Whether these findings will embolden or assuage critics remains to be seen. The report will be released in the wake of growing controversy. Last week, the Texas Tribune published emails to the university from upset donors calling for the song to stay. The spectrum of reactions the Tribune reported ranged from a donor who suggested that the university encourage Black students to “select an alternate school….NOW!” to a current freshman who said, “If something offends a certain demographic of people, and they’ve been outspoken about it, and they have every right to be offended by it, I think we should be listening to them.”

The university denies that these emails influenced the decision to keep the song and noted that many of the published emails arrived after the university announced its decision to keep the song in July.

In a university-wide email sent on Friday, Hartzell wrote of wanting to make UT a pioneer of a “new model for hard conversations.” He suggested that “The Eyes of Texas” report is a first step in that process.

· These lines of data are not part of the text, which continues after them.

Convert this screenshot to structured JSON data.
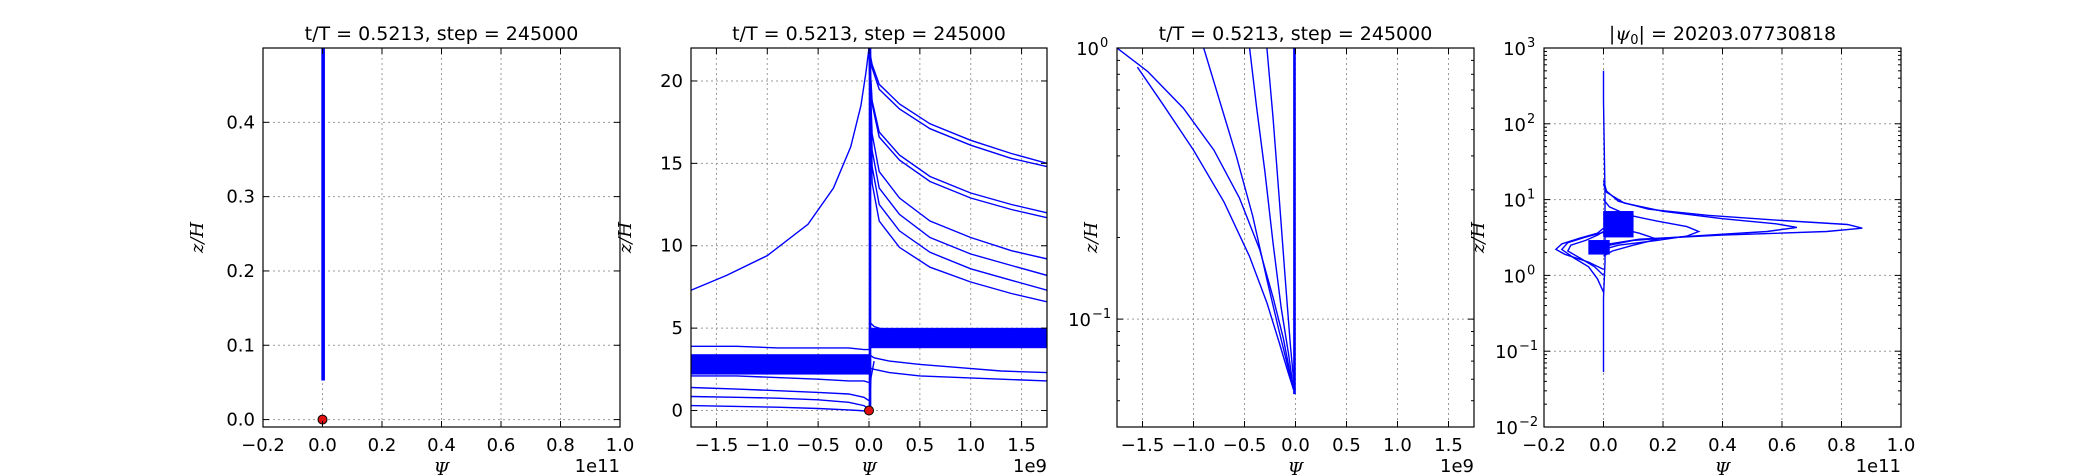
{
  "chart_data": [
    {
      "type": "line",
      "title": "t/T = 0.5213, step = 245000",
      "xlabel": "Ψ",
      "ylabel": "z/H",
      "x_offset_label": "1e11",
      "xlim": [
        -0.2,
        1.0
      ],
      "ylim": [
        -0.01,
        0.5
      ],
      "yscale": "linear",
      "xticks": [
        -0.2,
        0.0,
        0.2,
        0.4,
        0.6,
        0.8,
        1.0
      ],
      "xtick_labels": [
        "−0.2",
        "0.0",
        "0.2",
        "0.4",
        "0.6",
        "0.8",
        "1.0"
      ],
      "yticks": [
        0.0,
        0.1,
        0.2,
        0.3,
        0.4
      ],
      "ytick_labels": [
        "0.0",
        "0.1",
        "0.2",
        "0.3",
        "0.4"
      ],
      "grid": true,
      "series": [
        {
          "kind": "band",
          "x": [
            -0.003,
            0.003
          ],
          "y": [
            0.053,
            0.5
          ]
        }
      ],
      "markers": [
        {
          "x": 0.0,
          "y": 0.0
        }
      ]
    },
    {
      "type": "line",
      "title": "t/T = 0.5213, step = 245000",
      "xlabel": "Ψ",
      "ylabel": "z/H",
      "x_offset_label": "1e9",
      "xlim": [
        -1.75,
        1.75
      ],
      "ylim": [
        -1.0,
        22.0
      ],
      "yscale": "linear",
      "xticks": [
        -1.5,
        -1.0,
        -0.5,
        0.0,
        0.5,
        1.0,
        1.5
      ],
      "xtick_labels": [
        "−1.5",
        "−1.0",
        "−0.5",
        "0.0",
        "0.5",
        "1.0",
        "1.5"
      ],
      "yticks": [
        0,
        5,
        10,
        15,
        20
      ],
      "ytick_labels": [
        "0",
        "5",
        "10",
        "15",
        "20"
      ],
      "grid": true,
      "series": [
        {
          "kind": "line",
          "x": [
            -1.75,
            -1.4,
            -1.0,
            -0.6,
            -0.35,
            -0.18,
            -0.08,
            -0.03,
            0.0
          ],
          "y": [
            7.3,
            8.2,
            9.4,
            11.3,
            13.5,
            16.0,
            18.5,
            20.5,
            22.0
          ]
        },
        {
          "kind": "line",
          "x": [
            0.0,
            0.03,
            0.1,
            0.3,
            0.6,
            1.0,
            1.4,
            1.75
          ],
          "y": [
            22.0,
            21.0,
            19.8,
            18.6,
            17.4,
            16.4,
            15.6,
            15.0
          ]
        },
        {
          "kind": "line",
          "x": [
            0.0,
            0.03,
            0.1,
            0.3,
            0.6,
            1.0,
            1.4,
            1.75
          ],
          "y": [
            22.0,
            20.8,
            19.5,
            18.3,
            17.1,
            16.1,
            15.3,
            14.8
          ]
        },
        {
          "kind": "line",
          "x": [
            0.0,
            0.03,
            0.1,
            0.3,
            0.6,
            1.0,
            1.4,
            1.75
          ],
          "y": [
            22.0,
            18.8,
            16.9,
            15.5,
            14.2,
            13.2,
            12.5,
            12.0
          ]
        },
        {
          "kind": "line",
          "x": [
            0.0,
            0.03,
            0.1,
            0.3,
            0.6,
            1.0,
            1.4,
            1.75
          ],
          "y": [
            22.0,
            18.6,
            16.6,
            15.2,
            13.9,
            12.9,
            12.2,
            11.7
          ]
        },
        {
          "kind": "line",
          "x": [
            0.0,
            0.03,
            0.1,
            0.3,
            0.6,
            1.0,
            1.4,
            1.75
          ],
          "y": [
            22.0,
            16.8,
            14.5,
            12.9,
            11.5,
            10.5,
            9.7,
            9.2
          ]
        },
        {
          "kind": "line",
          "x": [
            0.0,
            0.03,
            0.1,
            0.3,
            0.6,
            1.0,
            1.4,
            1.75
          ],
          "y": [
            22.0,
            15.8,
            13.5,
            11.9,
            10.5,
            9.5,
            8.8,
            8.2
          ]
        },
        {
          "kind": "line",
          "x": [
            0.0,
            0.03,
            0.1,
            0.3,
            0.6,
            1.0,
            1.4,
            1.75
          ],
          "y": [
            22.0,
            14.8,
            12.5,
            10.9,
            9.6,
            8.6,
            7.9,
            7.3
          ]
        },
        {
          "kind": "line",
          "x": [
            0.0,
            0.03,
            0.1,
            0.3,
            0.6,
            1.0,
            1.4,
            1.75
          ],
          "y": [
            22.0,
            13.8,
            11.5,
            9.9,
            8.7,
            7.8,
            7.1,
            6.6
          ]
        },
        {
          "kind": "line",
          "x": [
            0.0,
            0.05,
            0.2,
            0.5,
            0.9,
            1.3,
            1.75
          ],
          "y": [
            5.4,
            5.1,
            4.8,
            4.5,
            4.2,
            4.0,
            3.9
          ]
        },
        {
          "kind": "line",
          "x": [
            0.0,
            0.05,
            0.2,
            0.5,
            0.9,
            1.3,
            1.75
          ],
          "y": [
            3.4,
            3.2,
            3.0,
            2.8,
            2.6,
            2.4,
            2.3
          ]
        },
        {
          "kind": "line",
          "x": [
            0.0,
            0.05,
            0.2,
            0.5,
            0.9,
            1.3,
            1.75
          ],
          "y": [
            2.6,
            2.5,
            2.3,
            2.1,
            2.0,
            1.9,
            1.8
          ]
        },
        {
          "kind": "line",
          "x": [
            -1.75,
            -1.3,
            -0.9,
            -0.5,
            -0.2,
            -0.05,
            0.0
          ],
          "y": [
            3.9,
            3.9,
            3.8,
            3.8,
            3.8,
            3.7,
            3.7
          ]
        },
        {
          "kind": "line",
          "x": [
            -1.75,
            -1.3,
            -0.9,
            -0.5,
            -0.2,
            -0.05,
            0.0
          ],
          "y": [
            3.3,
            3.3,
            3.3,
            3.2,
            3.2,
            3.2,
            3.1
          ]
        },
        {
          "kind": "line",
          "x": [
            -1.75,
            -1.3,
            -0.9,
            -0.5,
            -0.2,
            -0.05,
            0.0
          ],
          "y": [
            2.1,
            2.1,
            2.0,
            1.9,
            1.8,
            1.8,
            1.7
          ]
        },
        {
          "kind": "line",
          "x": [
            -1.75,
            -1.3,
            -0.9,
            -0.5,
            -0.2,
            -0.05,
            0.0
          ],
          "y": [
            1.4,
            1.3,
            1.2,
            1.1,
            1.0,
            0.8,
            0.6
          ]
        },
        {
          "kind": "line",
          "x": [
            -1.75,
            -1.3,
            -0.9,
            -0.5,
            -0.2,
            -0.05,
            0.0
          ],
          "y": [
            0.85,
            0.8,
            0.75,
            0.65,
            0.5,
            0.3,
            0.1
          ]
        },
        {
          "kind": "line",
          "x": [
            -1.75,
            -1.3,
            -0.9,
            -0.5,
            -0.25,
            -0.1,
            0.0
          ],
          "y": [
            0.3,
            0.25,
            0.2,
            0.12,
            0.05,
            0.0,
            -0.05
          ]
        },
        {
          "kind": "line",
          "x": [
            0.0,
            0.02,
            0.05
          ],
          "y": [
            -0.05,
            2.0,
            3.0
          ]
        }
      ],
      "bands": [
        {
          "x": [
            -1.75,
            0.0
          ],
          "y": [
            2.2,
            3.4
          ]
        },
        {
          "x": [
            0.0,
            0.02
          ],
          "y": [
            0.0,
            22.0
          ]
        },
        {
          "x": [
            0.0,
            1.75
          ],
          "y": [
            3.8,
            5.0
          ]
        }
      ],
      "markers": [
        {
          "x": 0.0,
          "y": 0.0
        }
      ]
    },
    {
      "type": "line",
      "title": "t/T = 0.5213, step = 245000",
      "xlabel": "Ψ",
      "ylabel": "z/H",
      "x_offset_label": "1e9",
      "xlim": [
        -1.75,
        1.75
      ],
      "ylim": [
        0.04,
        1.0
      ],
      "yscale": "log",
      "xticks": [
        -1.5,
        -1.0,
        -0.5,
        0.0,
        0.5,
        1.0,
        1.5
      ],
      "xtick_labels": [
        "−1.5",
        "−1.0",
        "−0.5",
        "0.0",
        "0.5",
        "1.0",
        "1.5"
      ],
      "yticks": [
        0.1,
        1.0
      ],
      "ytick_labels": [
        {
          "base": "10",
          "exp": "−1"
        },
        {
          "base": "10",
          "exp": "0"
        }
      ],
      "grid": true,
      "series": [
        {
          "kind": "line",
          "x": [
            -1.75,
            -1.45,
            -1.1,
            -0.8,
            -0.55,
            -0.35,
            -0.22,
            -0.12,
            -0.06,
            -0.02
          ],
          "y": [
            1.0,
            0.82,
            0.6,
            0.42,
            0.28,
            0.18,
            0.12,
            0.085,
            0.065,
            0.055
          ]
        },
        {
          "kind": "line",
          "x": [
            -1.55,
            -1.3,
            -1.0,
            -0.7,
            -0.45,
            -0.28,
            -0.16,
            -0.08,
            -0.02
          ],
          "y": [
            0.85,
            0.62,
            0.42,
            0.27,
            0.17,
            0.115,
            0.082,
            0.065,
            0.055
          ]
        },
        {
          "kind": "line",
          "x": [
            -0.9,
            -0.75,
            -0.58,
            -0.42,
            -0.28,
            -0.16,
            -0.08,
            -0.02
          ],
          "y": [
            1.0,
            0.65,
            0.4,
            0.24,
            0.14,
            0.09,
            0.068,
            0.055
          ]
        },
        {
          "kind": "line",
          "x": [
            -0.45,
            -0.38,
            -0.3,
            -0.22,
            -0.14,
            -0.07,
            -0.02
          ],
          "y": [
            1.0,
            0.6,
            0.35,
            0.19,
            0.11,
            0.075,
            0.055
          ]
        },
        {
          "kind": "line",
          "x": [
            -0.28,
            -0.22,
            -0.16,
            -0.1,
            -0.05,
            -0.01
          ],
          "y": [
            1.0,
            0.55,
            0.28,
            0.14,
            0.08,
            0.055
          ]
        }
      ],
      "bands": [
        {
          "x": [
            -0.02,
            0.0
          ],
          "y": [
            0.053,
            1.0
          ]
        }
      ],
      "markers": []
    },
    {
      "type": "line",
      "title": "|ψ₀| = 20203.07730818",
      "title_prefix": "|ψ",
      "title_sub": "0",
      "title_value": "| = 20203.07730818",
      "xlabel": "Ψ",
      "ylabel": "z/H",
      "x_offset_label": "1e11",
      "xlim": [
        -0.2,
        1.0
      ],
      "ylim": [
        0.01,
        1000
      ],
      "yscale": "log",
      "xticks": [
        -0.2,
        0.0,
        0.2,
        0.4,
        0.6,
        0.8,
        1.0
      ],
      "xtick_labels": [
        "−0.2",
        "0.0",
        "0.2",
        "0.4",
        "0.6",
        "0.8",
        "1.0"
      ],
      "yticks": [
        0.01,
        0.1,
        1,
        10,
        100,
        1000
      ],
      "ytick_labels": [
        {
          "base": "10",
          "exp": "−2"
        },
        {
          "base": "10",
          "exp": "−1"
        },
        {
          "base": "10",
          "exp": "0"
        },
        {
          "base": "10",
          "exp": "1"
        },
        {
          "base": "10",
          "exp": "2"
        },
        {
          "base": "10",
          "exp": "3"
        }
      ],
      "grid": true,
      "series": [
        {
          "kind": "line",
          "x": [
            0.0,
            0.0,
            0.005,
            0.005,
            0.0,
            0.0
          ],
          "y": [
            0.053,
            0.5,
            1.5,
            12.0,
            200.0,
            500.0
          ]
        },
        {
          "kind": "line",
          "x": [
            0.0,
            0.02,
            0.12,
            0.4,
            0.75,
            0.87,
            0.82,
            0.6,
            0.35,
            0.15,
            0.05,
            0.01,
            0.0
          ],
          "y": [
            2.2,
            2.6,
            3.0,
            3.4,
            3.8,
            4.2,
            4.7,
            5.3,
            6.2,
            7.5,
            9.5,
            13.0,
            18.0
          ]
        },
        {
          "kind": "line",
          "x": [
            0.0,
            0.02,
            0.1,
            0.3,
            0.55,
            0.65,
            0.58,
            0.4,
            0.2,
            0.07,
            0.01,
            0.0
          ],
          "y": [
            2.2,
            2.5,
            2.9,
            3.3,
            3.8,
            4.3,
            4.8,
            5.6,
            7.0,
            9.0,
            12.5,
            16.0
          ]
        },
        {
          "kind": "line",
          "x": [
            0.0,
            0.05,
            0.18,
            0.28,
            0.32,
            0.28,
            0.18,
            0.08,
            0.02,
            0.0
          ],
          "y": [
            2.2,
            2.5,
            2.9,
            3.3,
            3.8,
            4.4,
            5.2,
            6.3,
            8.0,
            10.0
          ]
        },
        {
          "kind": "line",
          "x": [
            0.0,
            -0.05,
            -0.13,
            -0.16,
            -0.14,
            -0.08,
            -0.02,
            0.0
          ],
          "y": [
            1.2,
            1.5,
            1.9,
            2.2,
            2.6,
            3.1,
            3.6,
            4.2
          ]
        },
        {
          "kind": "line",
          "x": [
            0.0,
            -0.03,
            -0.08,
            -0.12,
            -0.11,
            -0.06,
            -0.02,
            0.0
          ],
          "y": [
            1.0,
            1.3,
            1.7,
            2.1,
            2.5,
            2.9,
            3.4,
            3.8
          ]
        },
        {
          "kind": "line",
          "x": [
            0.0,
            -0.02,
            -0.05,
            -0.1,
            -0.14,
            -0.12,
            -0.06,
            0.0
          ],
          "y": [
            0.6,
            0.9,
            1.3,
            1.7,
            2.2,
            2.7,
            3.2,
            3.7
          ]
        },
        {
          "kind": "line",
          "x": [
            0.0,
            0.03,
            0.1,
            0.18,
            0.12,
            0.04,
            0.0
          ],
          "y": [
            1.8,
            2.1,
            2.5,
            3.0,
            3.6,
            4.3,
            5.0
          ]
        }
      ],
      "bands": [
        {
          "x": [
            0.0,
            0.1
          ],
          "y": [
            3.2,
            7.0
          ]
        },
        {
          "x": [
            -0.05,
            0.02
          ],
          "y": [
            1.9,
            2.9
          ]
        }
      ],
      "markers": []
    }
  ]
}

“The conversation on social media suggests we can’t solve problems together,” wrote Hartzell. “But when we gather face to face, we naturally gravitate toward humility, empathy and problem solving.”

According to some current athletes, they’ve been trying to have that conversation for months. “It’s not that the athletes would be winning by getting the song removed and boosters would be losing,” one Longhorn football player told Texas Monthly. “It’s about saying, ‘Is this morally right?’”

This article has been amended to reflect the correct length of the report.